╾─╼━01━╾─╼

6 2 0
                                    

Elara berjalan melewati lorong yang terlihat menyeramkan baginya. Dia kebingungan, Elara seperti orang linglung.

Lukisan-lukisan dengan lentera yang terpasang terlihat begitu ketinggalan jaman. Bahkan dari dinding dan lantai yang dia pijak juga tampak begitu kuno.

Sepi, hanya beberapa pelayan saja yang terlihat membersihkan lukisan atau lantai.

Pipinya dia garuk pelan. Elara benar-benar kebingungan. Dia di mana? Kenapa semuanya terlihat aneh dan pucat? Apa neraka memang seperti ini? Tapi, dari cerita yang dia dengar, akhirat tidak seperti ini.

"Elara, sayang, jangan berkeliaran sendiri. Kondisimu belum membaik."

Elara nyaris terkena serangan jantung, saat orang yang dia lihat pertama saat membuka matanya kemarin, berada di sebelahnya. Secara tiba-tiba. Elara tidak tau bagaimana pria yang jauh lebih tinggi darinya itu bisa tiba-tiba berada di sebelahnya.

"Ayo kembali ke kamar, kau harus memulihkan energimu.
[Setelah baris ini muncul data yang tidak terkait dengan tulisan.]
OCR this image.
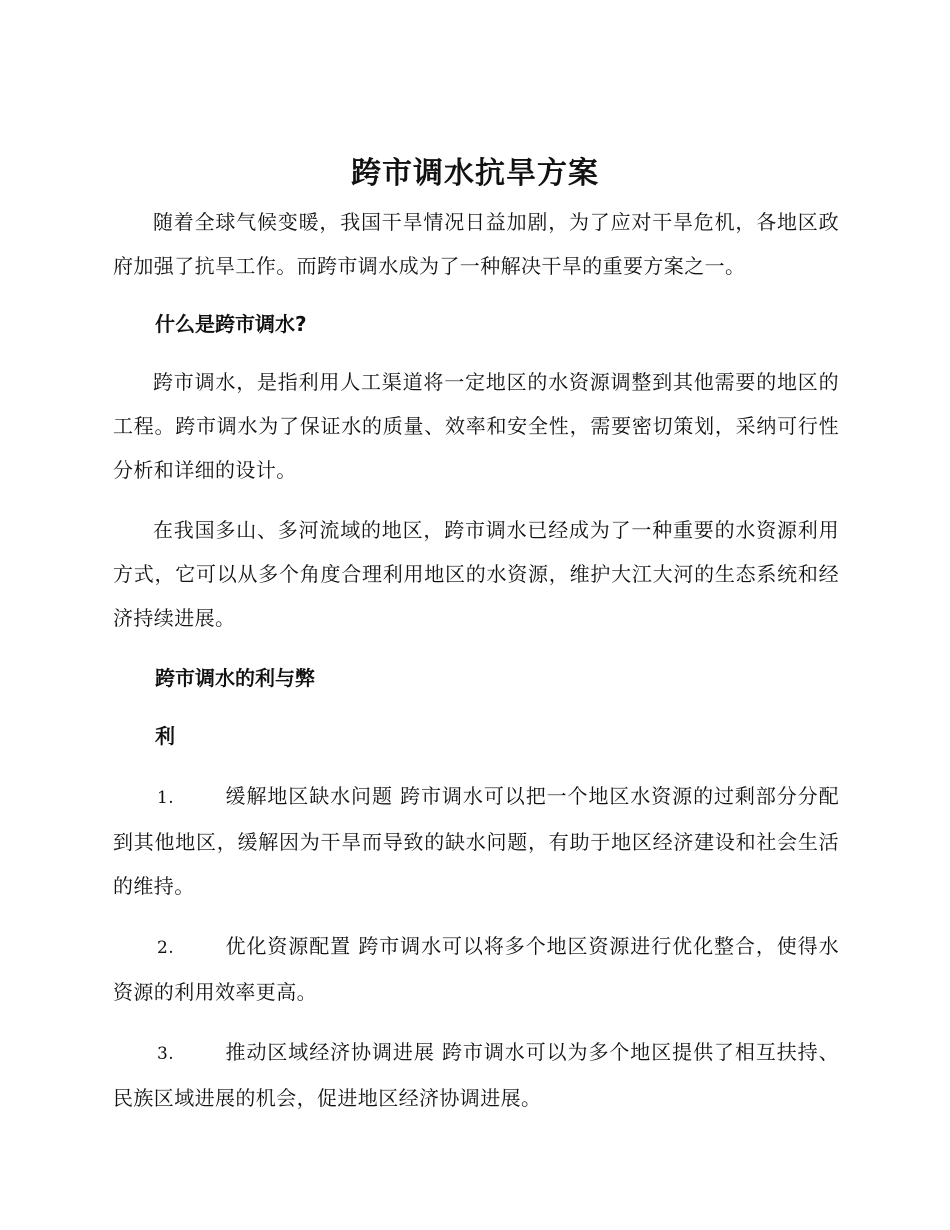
跨市调水抗旱方案

随着全球气候变暖，我国干旱情况日益加剧，为了应对干旱危机，各地区政府加强了抗旱工作。而跨市调水成为了一种解决干旱的重要方案之一。

什么是跨市调水?

跨市调水，是指利用人工渠道将一定地区的水资源调整到其他需要的地区的工程。跨市调水为了保证水的质量、效率和安全性，需要密切策划，采纳可行性分析和详细的设计。

在我国多山、多河流域的地区，跨市调水已经成为了一种重要的水资源利用方式，它可以从多个角度合理利用地区的水资源，维护大江大河的生态系统和经济持续进展。

跨市调水的利与弊
利

1.	缓解地区缺水问题 跨市调水可以把一个地区水资源的过剩部分分配到其他地区，缓解因为干旱而导致的缺水问题，有助于地区经济建设和社会生活的维持。

2.	优化资源配置 跨市调水可以将多个地区资源进行优化整合，使得水资源的利用效率更高。

3.	推动区域经济协调进展 跨市调水可以为多个地区提供了相互扶持、民族区域进展的机会，促进地区经济协调进展。
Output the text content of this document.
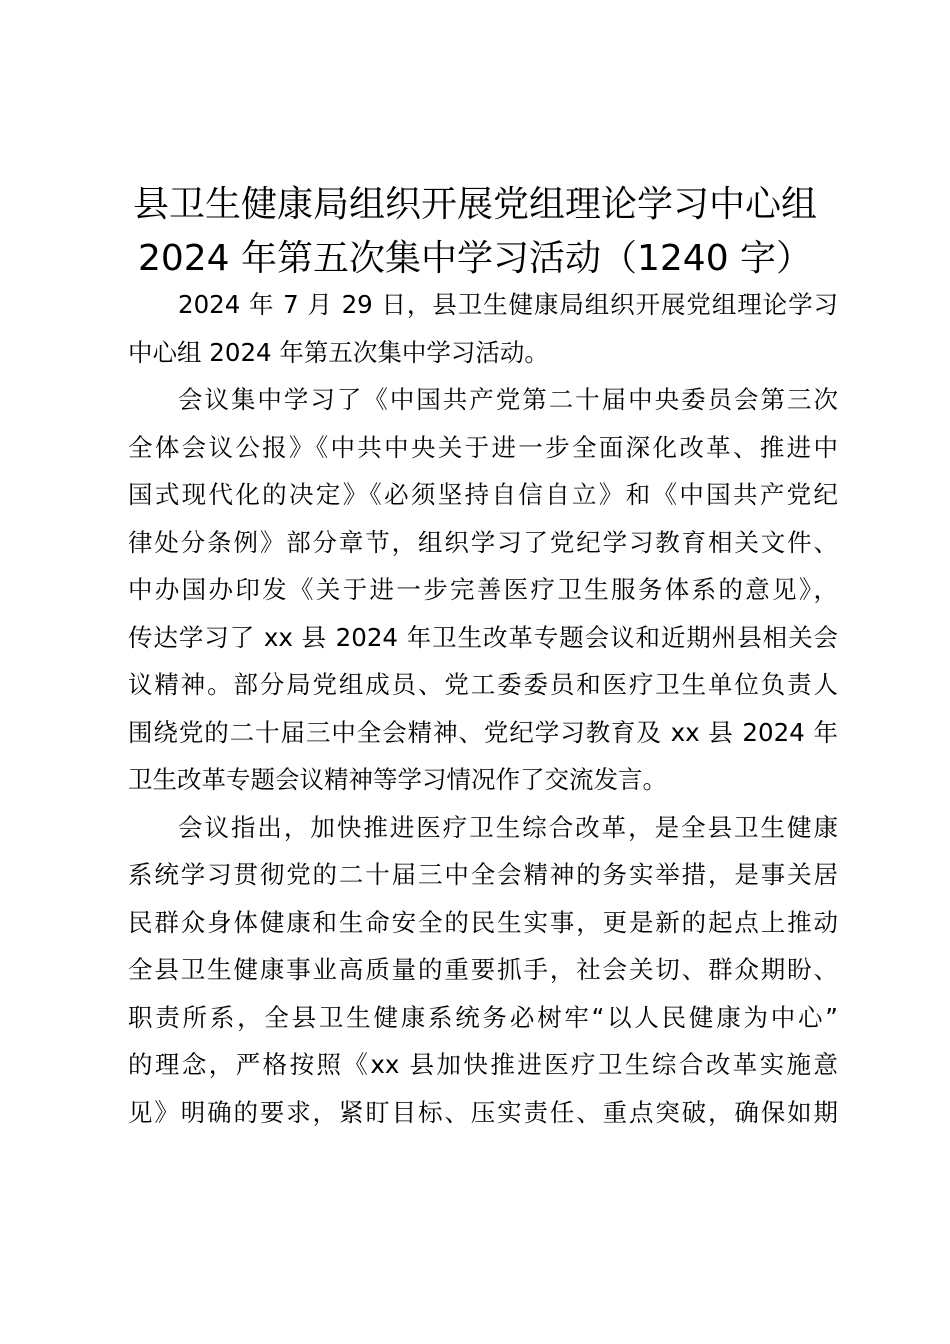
县卫生健康局组织开展党组理论学习中心组
2024 年第五次集中学习活动（1240 字）

2024 年 7 月 29 日，县卫生健康局组织开展党组理论学习
中心组 2024 年第五次集中学习活动。

会议集中学习了《中国共产党第二十届中央委员会第三次
全体会议公报》《中共中央关于进一步全面深化改革、推进中
国式现代化的决定》《必须坚持自信自立》和《中国共产党纪
律处分条例》部分章节，组织学习了党纪学习教育相关文件、
中办国办印发《关于进一步完善医疗卫生服务体系的意见》，
传达学习了 xx 县 2024 年卫生改革专题会议和近期州县相关会
议精神。部分局党组成员、党工委委员和医疗卫生单位负责人
围绕党的二十届三中全会精神、党纪学习教育及 xx 县 2024 年
卫生改革专题会议精神等学习情况作了交流发言。

会议指出，加快推进医疗卫生综合改革，是全县卫生健康
系统学习贯彻党的二十届三中全会精神的务实举措，是事关居
民群众身体健康和生命安全的民生实事，更是新的起点上推动
全县卫生健康事业高质量的重要抓手，社会关切、群众期盼、
职责所系，全县卫生健康系统务必树牢“以人民健康为中心”
的理念，严格按照《xx 县加快推进医疗卫生综合改革实施意
见》明确的要求，紧盯目标、压实责任、重点突破，确保如期
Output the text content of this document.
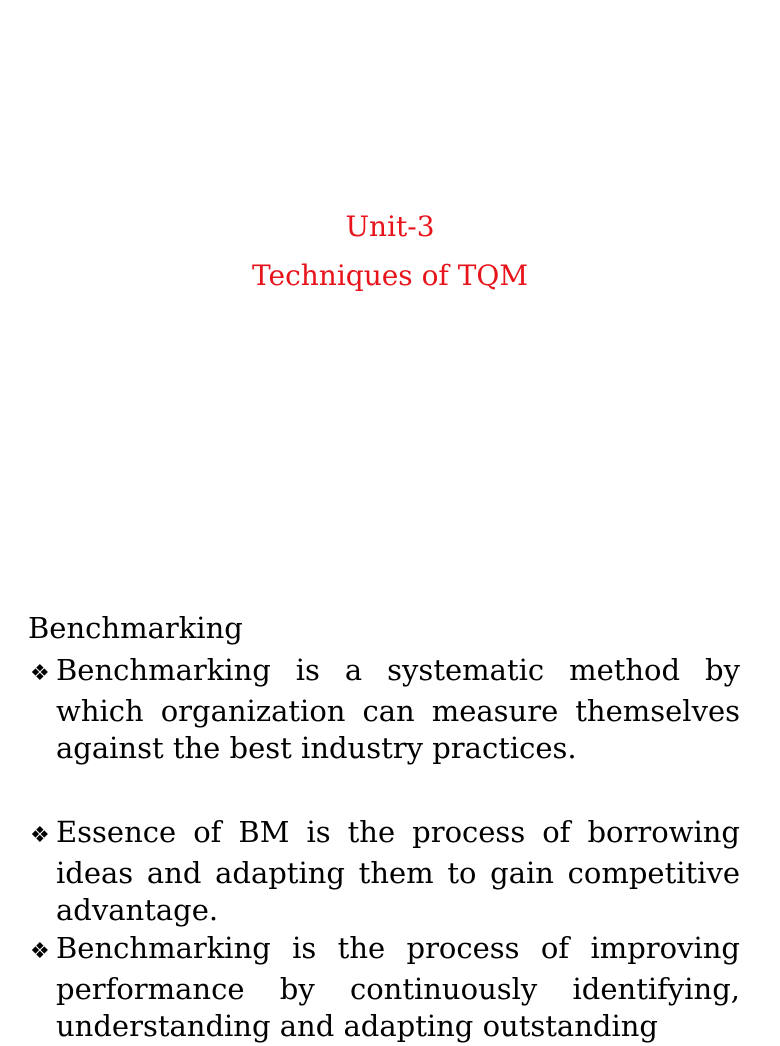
Unit-3
Techniques of TQM
Benchmarking
❖ Benchmarking is a systematic method by which organization can measure themselves against the best industry practices.
❖ Essence of BM is the process of borrowing ideas and adapting them to gain competitive advantage.
❖ Benchmarking is the process of improving performance by continuously identifying, understanding and adapting outstanding
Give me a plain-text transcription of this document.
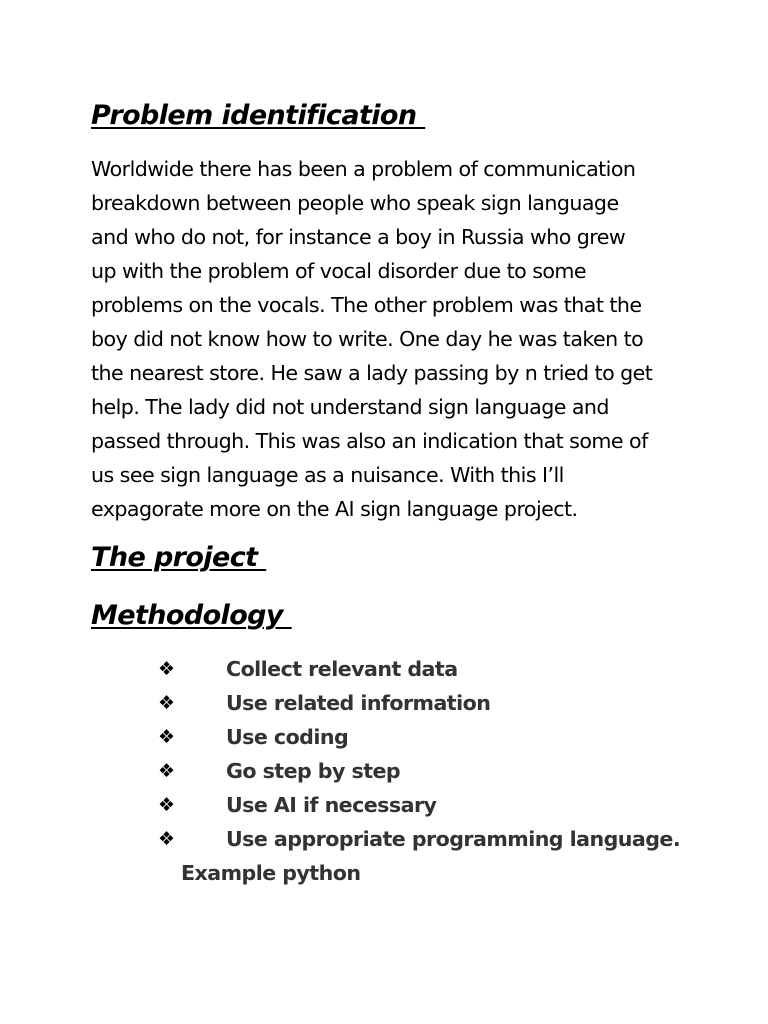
Problem identification

Worldwide there has been a problem of communication
breakdown between people who speak sign language
and who do not, for instance a boy in Russia who grew
up with the problem of vocal disorder due to some
problems on the vocals. The other problem was that the
boy did not know how to write. One day he was taken to
the nearest store. He saw a lady passing by n tried to get
help. The lady did not understand sign language and
passed through. This was also an indication that some of
us see sign language as a nuisance. With this I’ll
expagorate more on the AI sign language project.

The project
Methodology
❖ Collect relevant data
❖ Use related information
❖ Use coding
❖ Go step by step
❖ Use AI if necessary
❖ Use appropriate programming language.
Example python
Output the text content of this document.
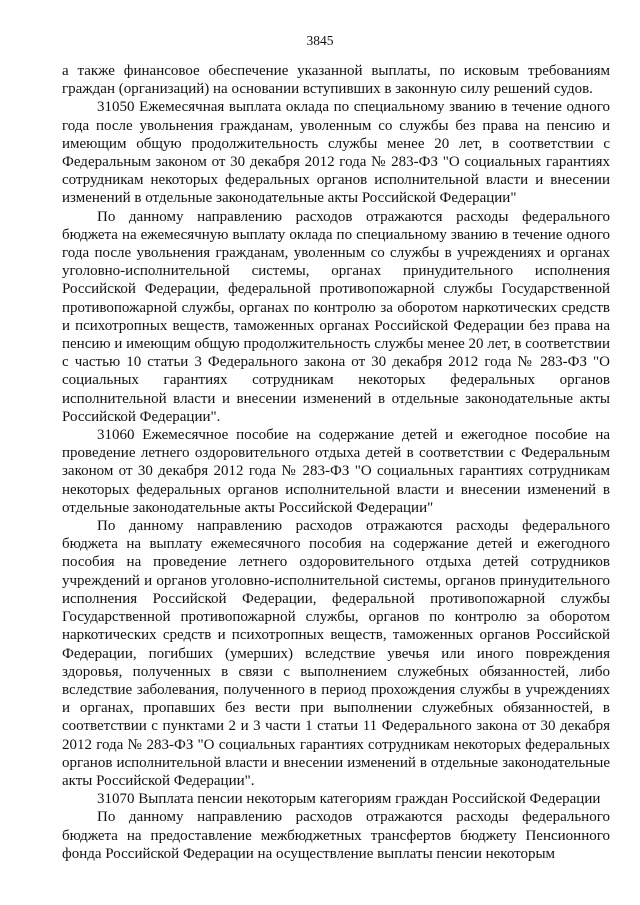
3845

а также финансовое обеспечение указанной выплаты, по исковым требованиям граждан (организаций) на основании вступивших в законную силу решений судов.

31050 Ежемесячная выплата оклада по специальному званию в течение одного года после увольнения гражданам, уволенным со службы без права на пенсию и имеющим общую продолжительность службы менее 20 лет, в соответствии с Федеральным законом от 30 декабря 2012 года № 283-ФЗ "О социальных гарантиях сотрудникам некоторых федеральных органов исполнительной власти и внесении изменений в отдельные законодательные акты Российской Федерации"

По данному направлению расходов отражаются расходы федерального бюджета на ежемесячную выплату оклада по специальному званию в течение одного года после увольнения гражданам, уволенным со службы в учреждениях и органах уголовно-исполнительной системы, органах принудительного исполнения Российской Федерации, федеральной противопожарной службы Государственной противопожарной службы, органах по контролю за оборотом наркотических средств и психотропных веществ, таможенных органах Российской Федерации без права на пенсию и имеющим общую продолжительность службы менее 20 лет, в соответствии с частью 10 статьи 3 Федерального закона от 30 декабря 2012 года № 283-ФЗ "О социальных гарантиях сотрудникам некоторых федеральных органов исполнительной власти и внесении изменений в отдельные законодательные акты Российской Федерации".

31060 Ежемесячное пособие на содержание детей и ежегодное пособие на проведение летнего оздоровительного отдыха детей в соответствии с Федеральным законом от 30 декабря 2012 года № 283-ФЗ "О социальных гарантиях сотрудникам некоторых федеральных органов исполнительной власти и внесении изменений в отдельные законодательные акты Российской Федерации"

По данному направлению расходов отражаются расходы федерального бюджета на выплату ежемесячного пособия на содержание детей и ежегодного пособия на проведение летнего оздоровительного отдыха детей сотрудников учреждений и органов уголовно-исполнительной системы, органов принудительного исполнения Российской Федерации, федеральной противопожарной службы Государственной противопожарной службы, органов по контролю за оборотом наркотических средств и психотропных веществ, таможенных органов Российской Федерации, погибших (умерших) вследствие увечья или иного повреждения здоровья, полученных в связи с выполнением служебных обязанностей, либо вследствие заболевания, полученного в период прохождения службы в учреждениях и органах, пропавших без вести при выполнении служебных обязанностей, в соответствии с пунктами 2 и 3 части 1 статьи 11 Федерального закона от 30 декабря 2012 года № 283-ФЗ "О социальных гарантиях сотрудникам некоторых федеральных органов исполнительной власти и внесении изменений в отдельные законодательные акты Российской Федерации".

31070 Выплата пенсии некоторым категориям граждан Российской Федерации

По данному направлению расходов отражаются расходы федерального бюджета на предоставление межбюджетных трансфертов бюджету Пенсионного фонда Российской Федерации на осуществление выплаты пенсии некоторым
Aku tidak ingin kau kenapa-napa."

Elara entah kenapa bisa begitu mudah menjalankan perintah pria itu. Walaupun jiwa bar-barnya ingin kabur. Tapi, tempat yang dia datangi sekarang terlihat begitu asing. Yang bahkan, listrik saja tidak ada.

"Berbaring saja di sini, aku akan menyuruh pelayan untuk mengambilkan makanan untukmu."

Elara diam, memperhatikan pria berpakaian bangsawan yang duduk di atas ranjang sama dengannya. Mengusap pipinya lembut. Juga tatapan dalam dan hangat yang dia berikan.

Perut Elara sedikit tergelitik. Dia merasa semua ini tidak asing. Tapi, jelas-jelas hal ini sangat asing.

"Tu-tuan ..."

"Ah! Ah! Jangan memanggilku seperti itu. Panggil aku seperti biasanya. Yoonsung."

Elara mengerjap, dia memilin selimut yang membungkus kakinya sampai pinggang. Yoonsung tersenyum, dia beralih menyentuh leher Elara. Yang lebih muda, berjengkit kaget. Dia menjauh, menyentuh lehernya pelan.

Bukan. Bukan karena ingat dia yang dicekik oleh mantannya. Tapi, dia merasa kalau tangan Yoonsung terasa begitu dingin.

Yoonsung tersenyum teduh, "Tidak apa kalau Lara tidak mengingat apapun. Asalkan Elara sudah kembali." katanya membuat Elara merinding.

"Aku anu itu-"

Tok! Tok!

"Pangeran, saya membawa makanan."

Yoonsung bangkit. Dia berjalan menuju pintu. Meninggalkan Elara yang kebingungan setengah mati. Bukannya Yoonsung terus berada di kamarnya, lalu kapan dia meminta makanan pada pelayan? Dan tidak ada ponsel di sini.

"Jangan gunakan otak cantikmu itu untuk berpikir terlalu keras."

Elara berkedip. Dia bingung. Sungguh. Sebenarnya apa yang terjadi di sini.

"Kau terlihat sekali bingungnya."

Tentu saja. Elara awalnya hidup di dunia yang sudah sangat modern. Bukan hidup di dunia antah berantah seperti sekarang. Tempat tinggalnya bahkan sangat tinggi. Yang sejauh mata memandang, hanya hutan yang Moona lihat.

"Aku akan menjelaskannya, tapi makan dulu, ya. Kau sudah 2 hari tidak makan, pasti lapar."

Elara menatap nampan yang sekarang berada dipangkuannya. Sepiring bubur dengan gelas berisi cairan merah. Elara mengernyit, dia kembali menatap Yoonsung.

"Kau mau aku menyuapimu seperti biasanya?"

Elara menggeleng. Dia memakan buburnya cukup terburu. Yang untungnya tidak membuat Elara tersedak.